No, Sir. Under the present arrangement Soviet diplomats in Britain are treated much more favourably than British diplomats in Russia.

Mr. Wyatt

Is it not true that Soviet diplomats in Britain may not go more than 35 miles from London, whereas British diplomats in Moscow may go a great deal further? Is it not also true that when a Soviet diplomat wanted to go to see his own countryman playing chess at Hastings he had to ask permission of the Foreign Office?

Mr. Lloyd

The position is that 48 hours' notice has to be given in advance when a diplomat wishes to travel more than 35 miles from London. In fact, the case in Russia is that our representatives have to give 48 hours' notice when they wish to travel more than 25 miles.

Mr. Beswick

Can the Minister say what advantage is derived from this piece of silly behaviour?

Mr. Lloyd

At least, it would appear that we are less silly than the Russians in this behaviour.

Mr.

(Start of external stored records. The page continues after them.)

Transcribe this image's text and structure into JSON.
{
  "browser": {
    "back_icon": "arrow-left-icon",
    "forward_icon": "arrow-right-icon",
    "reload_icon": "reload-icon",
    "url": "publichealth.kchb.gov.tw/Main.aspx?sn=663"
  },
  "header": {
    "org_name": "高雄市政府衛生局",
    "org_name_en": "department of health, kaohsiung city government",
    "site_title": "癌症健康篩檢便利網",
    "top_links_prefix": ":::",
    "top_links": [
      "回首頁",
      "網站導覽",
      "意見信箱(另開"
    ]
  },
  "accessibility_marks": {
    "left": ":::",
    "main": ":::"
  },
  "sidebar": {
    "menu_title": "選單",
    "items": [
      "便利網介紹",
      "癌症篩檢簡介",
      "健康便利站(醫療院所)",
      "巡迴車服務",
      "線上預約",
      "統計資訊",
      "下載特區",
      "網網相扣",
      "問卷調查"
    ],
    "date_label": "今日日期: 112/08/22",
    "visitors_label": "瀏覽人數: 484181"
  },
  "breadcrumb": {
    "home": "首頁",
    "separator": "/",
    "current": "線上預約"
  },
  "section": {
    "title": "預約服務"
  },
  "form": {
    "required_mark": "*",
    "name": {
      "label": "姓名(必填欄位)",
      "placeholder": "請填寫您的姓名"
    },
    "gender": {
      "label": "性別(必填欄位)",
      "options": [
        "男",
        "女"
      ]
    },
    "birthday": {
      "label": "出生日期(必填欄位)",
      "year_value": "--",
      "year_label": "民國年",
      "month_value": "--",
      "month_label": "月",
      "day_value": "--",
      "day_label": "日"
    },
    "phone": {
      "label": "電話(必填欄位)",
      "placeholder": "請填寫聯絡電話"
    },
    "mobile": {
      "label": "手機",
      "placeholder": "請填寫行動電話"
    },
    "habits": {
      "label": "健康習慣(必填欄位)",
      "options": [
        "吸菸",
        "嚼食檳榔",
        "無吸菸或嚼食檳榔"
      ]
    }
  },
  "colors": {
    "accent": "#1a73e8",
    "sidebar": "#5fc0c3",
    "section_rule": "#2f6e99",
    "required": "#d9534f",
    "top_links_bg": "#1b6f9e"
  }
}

Wyatt

Is it not time to drop this silly type of behaviour and to show that we are slightly more adult than the Russians?

Mr. Lloyd

That is precisely why, when the Soviet Union recently reduced the area of their country which is totally prohibited, we responded at once by increasing the limit from 25 miles to 35 miles.

Mr. R. Harris

May I make a further appeal? Is it not possible to drop this altogether? Is it not quite futile to keep on with this method? Would it not be a real gesture to the Russians to drop this policy altogether?

Mr. Lloyd

As I say, we do not prohibit visits to any part of this country, but substantially large areas of the Soviet Union are totally prohibited.